Michael Johnston was born in Leith in 1936 and grew up in the Scottish Borders. At school he was bookish and not keen on rugby. In 1950, he auditioned for the BBC and read a story on Children’s Hour. Leaving school he studied Textile Design but, in 1953, he also auditioned for the BBC Younger Generation programmes and for the next five years worked as an occasional freelance interviewer, presenter and question panel member.

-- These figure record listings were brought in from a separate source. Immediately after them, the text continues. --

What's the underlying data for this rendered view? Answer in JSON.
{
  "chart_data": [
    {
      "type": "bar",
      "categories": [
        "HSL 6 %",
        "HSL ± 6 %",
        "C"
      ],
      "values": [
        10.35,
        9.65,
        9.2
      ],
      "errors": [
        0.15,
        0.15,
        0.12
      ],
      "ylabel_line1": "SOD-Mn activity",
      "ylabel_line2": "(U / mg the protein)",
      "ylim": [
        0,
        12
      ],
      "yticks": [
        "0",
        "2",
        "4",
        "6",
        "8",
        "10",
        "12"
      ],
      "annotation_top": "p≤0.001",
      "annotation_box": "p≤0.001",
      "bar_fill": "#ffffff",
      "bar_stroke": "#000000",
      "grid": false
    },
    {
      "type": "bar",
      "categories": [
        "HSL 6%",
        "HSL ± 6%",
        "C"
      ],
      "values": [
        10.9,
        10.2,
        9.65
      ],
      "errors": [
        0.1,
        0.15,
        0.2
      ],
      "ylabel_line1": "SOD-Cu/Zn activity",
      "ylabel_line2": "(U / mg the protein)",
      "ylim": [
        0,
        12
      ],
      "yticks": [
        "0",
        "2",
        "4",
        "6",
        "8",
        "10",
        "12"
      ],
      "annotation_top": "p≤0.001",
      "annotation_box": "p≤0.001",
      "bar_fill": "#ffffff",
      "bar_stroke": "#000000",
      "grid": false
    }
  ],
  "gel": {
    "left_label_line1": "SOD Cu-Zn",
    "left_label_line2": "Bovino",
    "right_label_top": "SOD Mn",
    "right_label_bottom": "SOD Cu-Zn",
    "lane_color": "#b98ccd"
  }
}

In 1955, he spent a summer working in France. He used his BBC experience to arrange an interview with Françoise Sagan, then a teenage French novelist, which was part of a radio documentary he recorded, wrote and presented. He went on to write several radio documentaries for the BBC including one about the relatively unknown romance between Lord Thomson, Secretary of State for Air in Ramsay MacDonald’s cabinet and the Rumanian novelist, Princess Marthe Bibesco, in which the actress Janet Suzman played the leading role.
In 2001, he embarked on his too long postponed ‘career’ as a novelist and a programme of study with the Open University culminating in a first class BA (Honours) in Literature.
In 2009, Michael was awarded an MA (with Distinction) in Modern and Contemporary Literature by Birkbeck College, University of London. His dissertation was on the impact of Margaret Thatcher on contemporary fiction.
His latest novel 'Rembrandt Sings' has received excellent reviews.